When the person who has OCD refuses treatment
A person who has OCD may be reluctant to seek professional help. This may be because they are frightened by the stigma associated with mental illness, and that they might be found to be really ‘mad’ or ‘crazy’. People with OCD are also usually very afraid of having to give up their compulsions – as much as they don’t want to do them, they also feel that compulsions are absolutely necessary to their survival and that it would be impossible to stop them. Therefore, treatment becomes a terrifying prospect, and they may have little hope anyway that it would work. They may also fear becoming addicted to medications, ‘failing’ at the therapy, or showing themselves to be weak because they can’t deal with their problem on their own.
Suggestions include:
• Offer reassurance that OCD is a recognised and treatable illness.
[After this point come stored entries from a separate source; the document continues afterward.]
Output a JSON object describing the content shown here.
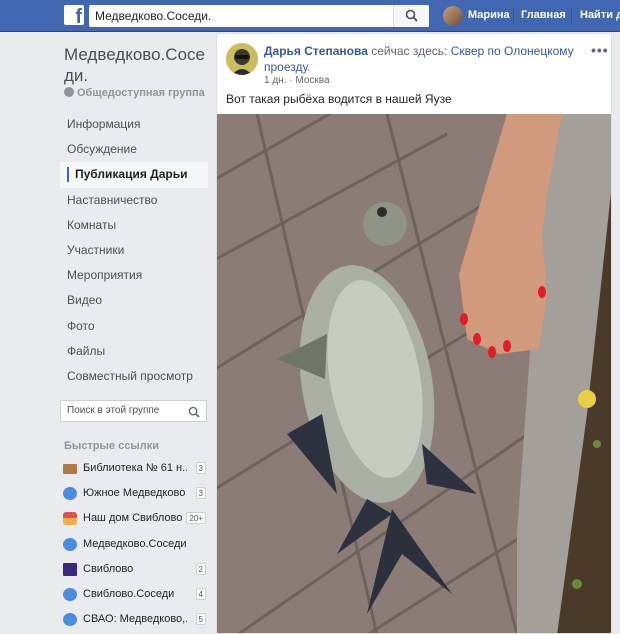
{
  "topbar": {
    "logo_letter": "f",
    "search_value": "Медведково.Соседи.",
    "user_name": "Марина",
    "home_label": "Главная",
    "find_friends_label": "Найти д"
  },
  "sidebar": {
    "group_title": "Медведково.Соседи.",
    "group_type": "Общедоступная группа",
    "nav": [
      {
        "label": "Информация"
      },
      {
        "label": "Обсуждение"
      },
      {
        "label": "Публикация Дарьи"
      },
      {
        "label": "Наставничество"
      },
      {
        "label": "Комнаты"
      },
      {
        "label": "Участники"
      },
      {
        "label": "Мероприятия"
      },
      {
        "label": "Видео"
      },
      {
        "label": "Фото"
      },
      {
        "label": "Файлы"
      },
      {
        "label": "Совместный просмотр"
      }
    ],
    "search_placeholder": "Поиск в этой группе",
    "quick_links_title": "Быстрые ссылки",
    "quick_links": [
      {
        "label": "Библиотека № 61 н...",
        "count": "3",
        "icon": "book-icon"
      },
      {
        "label": "Южное Медведково",
        "count": "3",
        "icon": "group-icon"
      },
      {
        "label": "Наш дом Свиблово",
        "count": "20+",
        "icon": "house-icon"
      },
      {
        "label": "Медведково.Соседи.",
        "count": "",
        "icon": "group-icon"
      },
      {
        "label": "Свиблово",
        "count": "2",
        "icon": "gc-icon"
      },
      {
        "label": "Свиблово.Соседи",
        "count": "4",
        "icon": "group-icon"
      },
      {
        "label": "СВАО: Медведково,...",
        "count": "5",
        "icon": "group-icon"
      }
    ]
  },
  "post": {
    "author": "Дарья Степанова",
    "location_prefix": " сейчас здесь: ",
    "location": "Сквер по Олонецкому проезду",
    "location_suffix": ".",
    "time": "1 дн.",
    "place": "Москва",
    "text": "Вот такая рыбёха водится в нашей Яузе"
  }
}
• Assist the person with OCD to be fully informed about effective treatments for OCD. There is a lot of information available about evidence-based treatments for OCD – medication and psychological therapy, including how the treatments work, what is expected of the patient/client, how long it should take, what self-management strategies can improve recovery, and how these treatments have helped others with OCD. This type of information may help to alleviate many of the fears that people with OCD have about treatment.
• Ensure that you seek treatment from a professional who is experienced in treating OCD using evidence-based approaches – just like you would if you were obtaining treatment for a medical condition. The fears and worries that people with OCD have about treatment may be greatly exacerbated if they are exposed to an incompetent or inappropriate treatment service.
• Don’t try to bully or ridicule people with OCD into getting treatment – strong-arm tactics won’t work, and will only increase their feelings of powerlessness and failure.
• Stress that knowing when to seek help is actually a sign of strength, not weakness.
• Seek advice from professionals and support groups on your own, if necessary.
• Sometimes, despite your best efforts, you have to accept there’s nothing more you can do to encourage the person to seek help – in this case, you need to find avenues of support and strength for yourself.
• If you think your family member is in a critical situation, and needs immediate assistance to ensure their safety and well-being, call your doctor, your local mental health service crisis assessment team, or the police.